TAG: LIVROS CRUZADOS

Patrícia
Nos últimos dias esta TAG, criada pela Inês, do InesBooks (blog e Canal) já há bastante tempo anda a ser respondida por várias pessoas (vejam aqui e aqui, por exemplo). Achei interessante e por isso cá vai, em versão blog:

1) Vox Populi (um livro para recomendar a toda a gente)
 
Um dos livros que mais ofereço e que recomendo a toda a gente é o “O último acto em Lisboa” (A small death in Lisbon) do Robert Wilson. É um policial histórico que liga acontecimentos da segunda guerra mundial a um crime (acho que passado nos anos 90) na praia de Carcavelos. Não é um livro muito fácil de ler mas acho que é uma surpreendente leitura.
 

2) Maldito plágio (um livro que gostávamos de ter escrito)

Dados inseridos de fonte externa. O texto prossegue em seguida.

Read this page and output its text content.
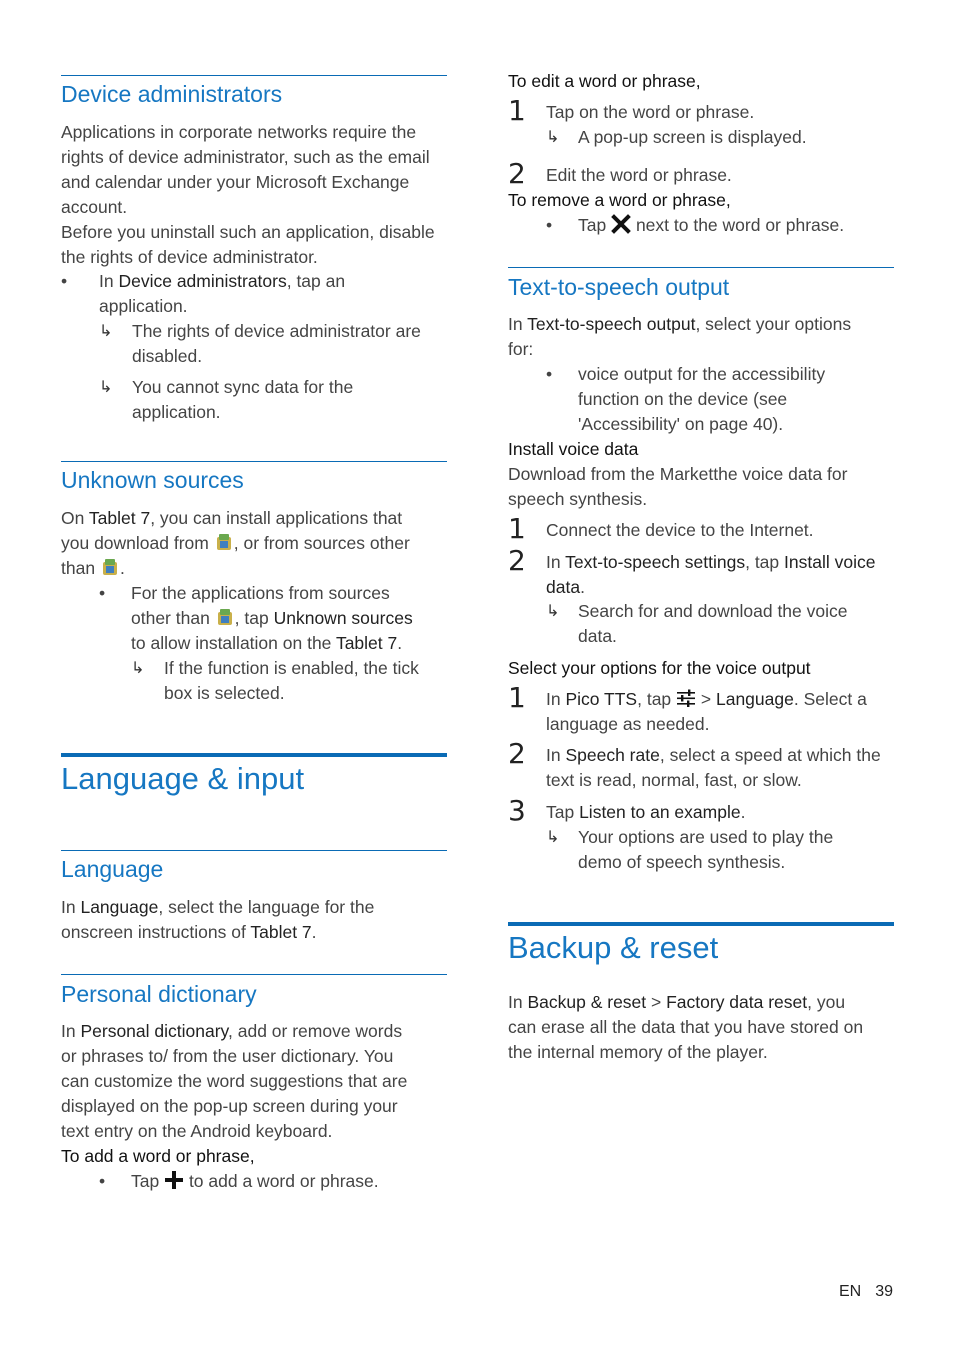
Device administrators
Applications in corporate networks require the
rights of device administrator, such as the email
and calendar under your Microsoft Exchange
account.
Before you uninstall such an application, disable
the rights of device administrator.
•	In Device administrators, tap an
application.
↳ The rights of device administrator are
disabled.
↳ You cannot sync data for the
application.
Unknown sources
On Tablet 7, you can install applications that
you download from , or from sources other
than .
•	For the applications from sources
other than , tap Unknown sources
to allow installation on the Tablet 7.
↳ If the function is enabled, the tick
box is selected.
Language & input
Language
In Language, select the language for the
onscreen instructions of Tablet 7.
Personal dictionary
In Personal dictionary, add or remove words
or phrases to/ from the user dictionary. You
can customize the word suggestions that are
displayed on the pop-up screen during your
text entry on the Android keyboard.
To add a word or phrase,
•	Tap  to add a word or phrase.
To edit a word or phrase,
1 Tap on the word or phrase.
↳ A pop-up screen is displayed.
2 Edit the word or phrase.
To remove a word or phrase,
•	Tap  next to the word or phrase.
Text-to-speech output
In Text-to-speech output, select your options
for:
•	voice output for the accessibility
function on the device (see
'Accessibility' on page 40).
Install voice data
Download from the Marketthe voice data for
speech synthesis.
1 Connect the device to the Internet.
2 In Text-to-speech settings, tap Install voice
data.
↳ Search for and download the voice
data.
Select your options for the voice output
1 In Pico TTS, tap  > Language. Select a
language as needed.
2 In Speech rate, select a speed at which the
text is read, normal, fast, or slow.
3 Tap Listen to an example.
↳ Your options are used to play the
demo of speech synthesis.
Backup & reset
In Backup & reset > Factory data reset, you
can erase all the data that you have stored on
the internal memory of the player.
EN 39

Acho que gostava de ter escrito qualquer um dos meus livros favoritos. Adorava ter escrito As Brumas de Avalon, por exemplo, ou o Presságio de Fogo (ambos da Marion Zimmer Bradley). Isto para não falar da saga “O Primeiro Homem de Roma” (agora a série tem outro nome, mas na minha versão este é o nome da saga e não do primeiro volume que se chama “Amor e poder”) de Colleen McCullough e que é fantástica.
 

 

3) Não vale a pena abater árvores por causa disto

 

Quem me conhece não tem dúvidas acerca da minha escolha para esta categoria. E na verdade até salvei árvores. O exemplar que comprei na WOOK tinha umas trinta folhas ao contrário e eles, amavelmente (porque quando me apercebi e reclamei já o prazo de todas as reclamações tinha passado) ofereceram-se imediatamente para o trocar. Detestei tanto o livro que não quis um novo. Aquele “estragado” ainda é um peso a mais na minha estante. Falo, claro, do “O Remorso de Baltazar Serapião” de Valter Hugo Mãe
 
4) Não és tu, sou eu (um livro bom lido na altura errada)
Definitivamente o livro de William Golding “O Deus das moscas”.Não consegui gostar deste livro, achei triste e nojento mas provavelmente a minha opinião tão negativa tem a ver com o facto de ter sido uma leitura obrigatória numa altura em que mal tinha tempo para dizer “olá” quanto mais para ler e discutir este livro.

 

 

5) Eu tentei... (um livro que tentámos ler mas não conseguimos)

 

Juro que tentei. Muito. Mas não consegui. Falo, claro, do “Arquipélago da insónia” de António Lobo Antunes. Ao terceiro capítulo não percebia nada do que se passava e desisti (deixem-me só ressalvar que li várias vezes os primeiros capítulos a ver se melhorava. Não aconteceu)
 
6) Hã? (um livro que lemos e não percebemos nada OU um livro que teve um final surpreendente)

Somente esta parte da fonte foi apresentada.